Think about health entrepreneurs in two ways; first, broadly as entrepreneurs, and social entrepreneurs focused on health. Secondly, the ability to scale and the ability of the organization to continue beyond the founder or current management team.

7 Challenges to Health Entrepreneurship

1. One’s floor is another's ceiling: The United Nations - The Universal Declaration of Human Rights states, ““…the highest attainable standard of health as a fundamental right of every human being.” Therefore, health is not a value-add, it is a core modality. It is a very high bar to aspire to, much less to adhere to.

2. A profit penalty: Implicitly and explicitly a mission to improve health status is a social mission but considered less and less so if a profit (or too much of a profit) is part of the model.

3. Sustainability and profitability are lost in translation: Profitability in LMIC health systems is more readily scrutinized than profitability in other industries in LMIC.

4. Trust is the starting point: the health consumers believe that providers are trustworthy so the challenge is not to lose their trust versus other industries where you must gain trust.

5. Entrepreneurship in health has the highest risk: When mistakes are made the consequences are people, not products.

6. Need doesn’t mean market: This goes directly to sustainability. If there is no market, a service is a solution that is looking for a problem rather than a solution capturing the value that exists.

7. Scarce capital: start-up capital and capital to scale are expensive or hard to access. Commercial loans at 20% or more is not uncommon and forces a service to target high value (wealthy customers) or be able to capture significant market share.

Reuben Coulter, CEO of Transformational Business Network (TBN) explains that entrepreneurs do not succeed in a vacuum. "There is no shortage of brilliant ideas but sadly too often they fail. We partner with African entrepreneurs to grow ideas into businesses and together scale their impact. An African proverb says 'If you want to go fast go alone, if you want to go far go together'. This is particularly true for health entrepreneurs." TBN’s mission is to identify, connect and facilitate the introductions and leverage the interaction of entrepreneurs, investors (financing) and expertise to achieve sustainable impact.

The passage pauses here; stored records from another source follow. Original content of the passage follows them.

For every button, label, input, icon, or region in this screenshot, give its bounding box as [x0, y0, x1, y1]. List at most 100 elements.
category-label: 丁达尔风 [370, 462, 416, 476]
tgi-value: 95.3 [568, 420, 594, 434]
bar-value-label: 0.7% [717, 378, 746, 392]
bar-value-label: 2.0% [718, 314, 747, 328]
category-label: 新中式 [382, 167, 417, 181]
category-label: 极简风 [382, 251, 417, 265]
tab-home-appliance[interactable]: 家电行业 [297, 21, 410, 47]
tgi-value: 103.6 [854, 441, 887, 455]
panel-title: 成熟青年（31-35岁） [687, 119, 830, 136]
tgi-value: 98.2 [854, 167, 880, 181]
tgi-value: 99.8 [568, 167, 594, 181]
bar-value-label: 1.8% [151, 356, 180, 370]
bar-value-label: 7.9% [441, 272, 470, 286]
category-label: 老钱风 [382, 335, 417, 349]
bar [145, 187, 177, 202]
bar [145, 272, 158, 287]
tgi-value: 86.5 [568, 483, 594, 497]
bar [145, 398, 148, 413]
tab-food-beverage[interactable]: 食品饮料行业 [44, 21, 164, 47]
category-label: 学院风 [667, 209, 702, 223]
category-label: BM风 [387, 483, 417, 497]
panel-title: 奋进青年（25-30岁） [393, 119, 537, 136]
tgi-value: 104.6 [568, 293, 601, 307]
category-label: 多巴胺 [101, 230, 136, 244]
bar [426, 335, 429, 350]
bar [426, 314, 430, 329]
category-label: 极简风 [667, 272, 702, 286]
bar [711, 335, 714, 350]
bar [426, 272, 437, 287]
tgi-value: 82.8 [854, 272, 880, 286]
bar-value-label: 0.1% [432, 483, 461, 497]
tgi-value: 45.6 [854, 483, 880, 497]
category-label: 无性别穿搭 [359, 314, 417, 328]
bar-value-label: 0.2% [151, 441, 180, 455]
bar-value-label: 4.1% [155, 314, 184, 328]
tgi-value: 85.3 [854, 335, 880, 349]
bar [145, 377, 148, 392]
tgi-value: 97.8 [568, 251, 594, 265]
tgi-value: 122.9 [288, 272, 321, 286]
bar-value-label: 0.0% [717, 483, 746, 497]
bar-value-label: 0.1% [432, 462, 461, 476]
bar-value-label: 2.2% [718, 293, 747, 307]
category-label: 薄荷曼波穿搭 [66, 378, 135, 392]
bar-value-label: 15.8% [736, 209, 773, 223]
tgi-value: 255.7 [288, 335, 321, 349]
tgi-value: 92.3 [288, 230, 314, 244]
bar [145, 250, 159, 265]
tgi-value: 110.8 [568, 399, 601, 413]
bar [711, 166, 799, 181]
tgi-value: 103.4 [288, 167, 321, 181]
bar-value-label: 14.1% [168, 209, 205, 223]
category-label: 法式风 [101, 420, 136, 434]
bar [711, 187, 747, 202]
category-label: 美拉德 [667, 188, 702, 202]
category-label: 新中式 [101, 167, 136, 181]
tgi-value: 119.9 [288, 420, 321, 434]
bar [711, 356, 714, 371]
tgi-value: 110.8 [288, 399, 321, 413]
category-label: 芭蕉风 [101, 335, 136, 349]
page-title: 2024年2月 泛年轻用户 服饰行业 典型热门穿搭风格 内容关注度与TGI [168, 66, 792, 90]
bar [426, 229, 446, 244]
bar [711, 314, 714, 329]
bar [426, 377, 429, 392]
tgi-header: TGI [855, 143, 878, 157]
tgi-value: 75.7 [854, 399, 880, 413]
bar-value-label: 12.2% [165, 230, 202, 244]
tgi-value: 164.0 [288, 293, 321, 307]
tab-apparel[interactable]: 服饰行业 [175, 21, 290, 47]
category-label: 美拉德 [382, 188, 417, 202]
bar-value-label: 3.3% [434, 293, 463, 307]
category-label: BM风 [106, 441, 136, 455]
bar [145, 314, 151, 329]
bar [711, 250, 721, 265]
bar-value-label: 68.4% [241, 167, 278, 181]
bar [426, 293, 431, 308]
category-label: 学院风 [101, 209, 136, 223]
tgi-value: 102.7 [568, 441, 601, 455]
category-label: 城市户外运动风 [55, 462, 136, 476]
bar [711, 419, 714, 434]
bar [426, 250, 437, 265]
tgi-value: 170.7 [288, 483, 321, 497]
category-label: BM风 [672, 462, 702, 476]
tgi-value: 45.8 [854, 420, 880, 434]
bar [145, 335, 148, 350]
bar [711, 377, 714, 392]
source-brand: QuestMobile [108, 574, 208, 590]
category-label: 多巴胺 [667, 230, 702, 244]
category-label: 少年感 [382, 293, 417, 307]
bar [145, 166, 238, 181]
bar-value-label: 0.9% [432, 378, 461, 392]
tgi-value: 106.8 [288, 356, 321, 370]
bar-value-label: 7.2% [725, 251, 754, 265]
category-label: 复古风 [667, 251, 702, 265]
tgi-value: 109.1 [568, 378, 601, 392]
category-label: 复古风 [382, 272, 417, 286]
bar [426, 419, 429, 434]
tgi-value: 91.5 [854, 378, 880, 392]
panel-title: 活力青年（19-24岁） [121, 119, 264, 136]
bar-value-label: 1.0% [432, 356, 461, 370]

TBN’s Scale for Success program model
TBN’s Scale for Success program model

Leverage Organizations and Systemic Capacity Building

Amongst the challenges cited one of the most intractable is the need for affordable financing coupled with capacity building support. With good reason, in health, regulatory oversight is more pervasive and stringent than other industries; thus connecting and aligning policies, people and resources is not only critical but essential. Organizations such as the Transformational Business Network (TBN) and the Johnson & Johnson Corporate Citizenship Trust (JJCCT) are examples of a multi-dimensional tact to enable success by directly supporting entrepreneurs as well as strengthening “leverage” organizations working with entrepreneurs.

The Johnson & Johnson Corporate Citizenship Trust has been actively supporting the creation of sustainable entrepreneurial health service delivery models and businesses through a combination of direct support and capacity building. Benjamin Davies, Partnership Director at the JJCCT explains, “(with) the decision to fund the Transformational Business Network we wanted to maximize and accelerate the impact of the Trust’s support. Providing seed funding through TBN for a locally based innovation gives budding health and social entrepreneurs in East Africa, and especially Kenya, the ability to take their ideas into practice with the guidance and knowledge of the expertise, know-how and connections that TBN can bring. J&J and the Trust believe that providing an enabling environment for new business models to be tested and tried is key to finding new solutions to greater delivery across the care continuum.”